Bush improves China's trading status

CRAWFORD, Texas -- President Bush on Thursday extended permanent normal trade status to China, calling it "a final step in normalizing U.S.-China trade relations."

In a proclamation, Bush also formally declared that the 1974 Jackson-Vanik law no longer applies to China. The law denies normal trade relations with communist states that restrict emigration.

Since 1980, China has enjoyed temporary normal trade relations with the United States under annual presidential waivers of the law. But each waiver has triggered debates in Congress over China's record on human rights and weapons proliferation abuses.

The last occurred in July, when the House voted 259-169 to approve Bush's waiver this year, the last that will be necessary because of China's recent entry into the World Trade Organization. Congress last year granted permanent trade status to China contingent upon its entry into the WTO.
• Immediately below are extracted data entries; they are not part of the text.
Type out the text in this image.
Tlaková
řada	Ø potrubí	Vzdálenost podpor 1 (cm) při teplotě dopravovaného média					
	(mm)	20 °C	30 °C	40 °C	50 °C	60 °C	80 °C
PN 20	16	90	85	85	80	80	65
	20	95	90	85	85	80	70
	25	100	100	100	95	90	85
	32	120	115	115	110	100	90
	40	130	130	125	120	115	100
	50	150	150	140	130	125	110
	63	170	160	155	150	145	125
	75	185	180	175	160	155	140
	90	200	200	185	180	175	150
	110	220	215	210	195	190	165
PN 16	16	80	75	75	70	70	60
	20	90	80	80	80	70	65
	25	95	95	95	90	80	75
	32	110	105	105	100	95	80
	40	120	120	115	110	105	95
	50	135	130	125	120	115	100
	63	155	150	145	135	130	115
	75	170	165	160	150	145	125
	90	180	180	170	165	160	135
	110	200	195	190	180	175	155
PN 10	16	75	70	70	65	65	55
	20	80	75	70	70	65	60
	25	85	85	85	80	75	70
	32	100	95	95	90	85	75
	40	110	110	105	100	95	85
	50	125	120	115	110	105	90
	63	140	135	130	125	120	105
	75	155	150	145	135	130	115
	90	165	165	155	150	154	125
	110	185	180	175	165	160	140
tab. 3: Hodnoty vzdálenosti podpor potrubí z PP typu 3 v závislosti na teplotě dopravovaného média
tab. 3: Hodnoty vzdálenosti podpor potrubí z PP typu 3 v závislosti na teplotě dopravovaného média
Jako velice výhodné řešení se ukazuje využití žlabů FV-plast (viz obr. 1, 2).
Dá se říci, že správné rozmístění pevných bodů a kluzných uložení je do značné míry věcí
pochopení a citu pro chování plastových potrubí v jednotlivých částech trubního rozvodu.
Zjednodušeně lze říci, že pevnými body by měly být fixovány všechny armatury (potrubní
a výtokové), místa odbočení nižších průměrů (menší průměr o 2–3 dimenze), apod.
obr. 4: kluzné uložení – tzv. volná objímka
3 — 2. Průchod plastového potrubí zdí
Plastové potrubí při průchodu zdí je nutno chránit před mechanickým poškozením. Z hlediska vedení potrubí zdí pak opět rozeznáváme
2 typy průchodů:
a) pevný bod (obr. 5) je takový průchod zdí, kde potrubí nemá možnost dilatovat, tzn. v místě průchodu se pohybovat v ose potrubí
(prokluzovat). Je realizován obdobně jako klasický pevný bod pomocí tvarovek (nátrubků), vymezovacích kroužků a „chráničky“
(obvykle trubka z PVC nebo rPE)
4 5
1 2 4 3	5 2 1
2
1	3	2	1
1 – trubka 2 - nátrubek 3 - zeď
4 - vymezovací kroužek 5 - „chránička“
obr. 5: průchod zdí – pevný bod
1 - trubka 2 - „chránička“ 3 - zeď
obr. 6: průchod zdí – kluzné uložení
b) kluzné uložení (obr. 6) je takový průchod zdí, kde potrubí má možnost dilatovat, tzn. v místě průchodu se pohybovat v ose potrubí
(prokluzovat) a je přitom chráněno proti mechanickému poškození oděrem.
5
The new trade status will take effect Jan. 1, Bush said in an announcement released in Crawford, Texas, where he is vacationing.

"This is the final step in normalizing U.S.-China trade relations and welcoming China into a global, rules-based trading system," he said.

China joined the World Trade Organization last month, a move Bush said would be "an important underpinning" for democratic reforms in the communist nation.

China and the United States have reached an agreement, as part of China's WTO entry, under which China will lower tariffs on U.S. goods and open up its service sector to American companies.

China's tariffs on U.S.-made goods are to fall from an overall average of 25 percent to 9 percent by 2005. Duties on America's primary farm products are to drop from 31 percent to 14 percent.

China currently enjoys an $80 billion trade surplus with the United States.